In fact, Van Batenburg says, the investment in hybrid service is minimal when comparing it to the potential of new business. It can vary, but overall, he says a shop can be fully equipped, trained and ready at a one-time cost of less than $10,000. (Mellor says he got his shop hybrid-ready for closer to $4,000.) That’s a low number, he says, considering the additional business brought in.
Really, there are just three areas a shop needs to invest in: training, tools and marketing.
Training. This is where the biggest investment needs to be made, Van Batenburg says. “There’s a lot of it out there,” he says, “and you have to have it.” There are many different aspects of hybrid vehicles that make them unique, and Van Batenburg says that understanding them is the first step.
As a very hands-on manager at his shop, Overbeck opted to do the training himself and then teach his techs. Mellor took the full-on ACDC training, then had his techs attend a shorter, abbreviated version.
“You want everyone in your shop to understand the vehicles, from your techs to your front desk people,” Overbeck says. “Get your hands on one and let everyone drive it, let them take a look at it and have the techs do some work on it. There’s nothing worse than a customer coming in and your people up front don’t even know how to work the keyless starter.”
ACDC provides training at its facility in Massachusetts. Van Batenburg will also travel to shops for training, or hold classes and seminars at various facilities around the country.
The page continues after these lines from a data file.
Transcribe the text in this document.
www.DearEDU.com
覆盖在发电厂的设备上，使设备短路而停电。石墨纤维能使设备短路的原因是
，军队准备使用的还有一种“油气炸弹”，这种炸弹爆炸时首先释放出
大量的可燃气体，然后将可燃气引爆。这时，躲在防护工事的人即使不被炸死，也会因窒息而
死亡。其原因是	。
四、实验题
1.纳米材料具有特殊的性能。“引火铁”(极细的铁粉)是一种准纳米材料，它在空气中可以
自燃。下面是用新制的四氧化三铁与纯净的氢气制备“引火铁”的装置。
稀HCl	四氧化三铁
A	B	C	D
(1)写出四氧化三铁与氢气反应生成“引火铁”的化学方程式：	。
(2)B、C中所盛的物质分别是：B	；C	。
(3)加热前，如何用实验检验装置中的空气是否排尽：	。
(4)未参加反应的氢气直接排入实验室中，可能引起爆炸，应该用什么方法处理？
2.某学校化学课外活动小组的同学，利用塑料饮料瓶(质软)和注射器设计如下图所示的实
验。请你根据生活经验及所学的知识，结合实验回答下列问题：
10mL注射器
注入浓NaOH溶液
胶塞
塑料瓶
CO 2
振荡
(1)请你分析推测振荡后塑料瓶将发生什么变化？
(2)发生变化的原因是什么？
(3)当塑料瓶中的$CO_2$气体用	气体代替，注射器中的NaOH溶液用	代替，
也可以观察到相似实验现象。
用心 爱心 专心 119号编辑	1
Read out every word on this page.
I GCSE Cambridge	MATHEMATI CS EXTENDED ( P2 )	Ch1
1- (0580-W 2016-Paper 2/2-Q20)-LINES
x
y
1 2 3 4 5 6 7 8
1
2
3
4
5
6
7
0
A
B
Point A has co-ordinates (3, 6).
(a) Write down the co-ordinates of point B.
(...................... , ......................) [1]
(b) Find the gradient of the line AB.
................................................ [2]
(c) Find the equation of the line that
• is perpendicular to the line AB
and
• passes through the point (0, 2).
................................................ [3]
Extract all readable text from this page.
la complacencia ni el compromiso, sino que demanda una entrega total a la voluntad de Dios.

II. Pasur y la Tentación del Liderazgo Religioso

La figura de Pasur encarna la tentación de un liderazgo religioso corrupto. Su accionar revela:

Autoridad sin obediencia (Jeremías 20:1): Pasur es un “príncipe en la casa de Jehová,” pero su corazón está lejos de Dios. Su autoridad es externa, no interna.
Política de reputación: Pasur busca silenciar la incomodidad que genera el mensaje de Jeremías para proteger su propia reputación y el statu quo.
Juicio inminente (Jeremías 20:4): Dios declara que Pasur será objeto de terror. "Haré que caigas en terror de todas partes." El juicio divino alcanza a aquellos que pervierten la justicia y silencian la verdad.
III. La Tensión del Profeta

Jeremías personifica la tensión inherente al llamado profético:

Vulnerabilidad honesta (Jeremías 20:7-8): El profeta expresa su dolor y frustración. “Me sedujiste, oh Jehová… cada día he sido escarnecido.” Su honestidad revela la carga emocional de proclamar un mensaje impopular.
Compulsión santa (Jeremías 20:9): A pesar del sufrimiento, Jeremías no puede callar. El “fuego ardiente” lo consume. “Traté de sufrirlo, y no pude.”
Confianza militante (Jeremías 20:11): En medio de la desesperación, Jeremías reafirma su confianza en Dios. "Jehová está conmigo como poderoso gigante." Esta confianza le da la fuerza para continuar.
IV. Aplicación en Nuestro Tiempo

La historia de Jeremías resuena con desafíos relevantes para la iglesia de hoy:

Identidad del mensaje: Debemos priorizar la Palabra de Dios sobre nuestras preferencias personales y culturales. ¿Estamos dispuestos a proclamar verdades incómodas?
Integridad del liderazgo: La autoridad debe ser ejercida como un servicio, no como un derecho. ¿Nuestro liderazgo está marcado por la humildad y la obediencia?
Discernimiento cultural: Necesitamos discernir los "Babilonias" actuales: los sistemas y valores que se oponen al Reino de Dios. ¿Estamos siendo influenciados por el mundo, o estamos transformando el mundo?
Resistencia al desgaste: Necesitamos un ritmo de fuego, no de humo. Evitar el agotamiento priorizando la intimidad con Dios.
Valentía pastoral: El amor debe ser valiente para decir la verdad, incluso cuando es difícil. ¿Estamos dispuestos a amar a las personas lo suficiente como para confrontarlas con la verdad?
Tools. The nice thing is, Overbeck says, a fully operational shop already has most of the equipment it needs for hybrid work. Information subscriptions, scan tools, common wrenches—all of it translates over.
The only items essential to hybrid work a shop might not already have are high-voltage gloves (up to 1,000 volts), a CAT III rated high-voltage insulation meter, and a quality battery charger. That’s it. Overbeck says he spent about $1,000 on equipment, admitting he splurged on the “really nice versions” of those items. He also says he uses the tools for other work.
Things like insulated wrenches and other hybrid-associated tools are unnecessary, Overbeck and Mellor both say.
Marketing. It makes no sense to work on hybrids and not let anyone know. Van Batenburg suggests shifting a good portion of your current marketing toward this aspect of your business.
“People are going to remember that you’re the guys that work on hybrids, whether they have one or not,” Overbeck says. “It helps with bringing in other customers if they know you can fix it all. You have to be able to fix it all.
“The trend is that more and more people will have these. It’s just a matter of a few years before that stuff is going to come to you anyway and you start seeing it. It’s going to be out there and how long can you tell someone that, oh, we can’t work on that? It kills me. I can’t stand to tell anyone that.”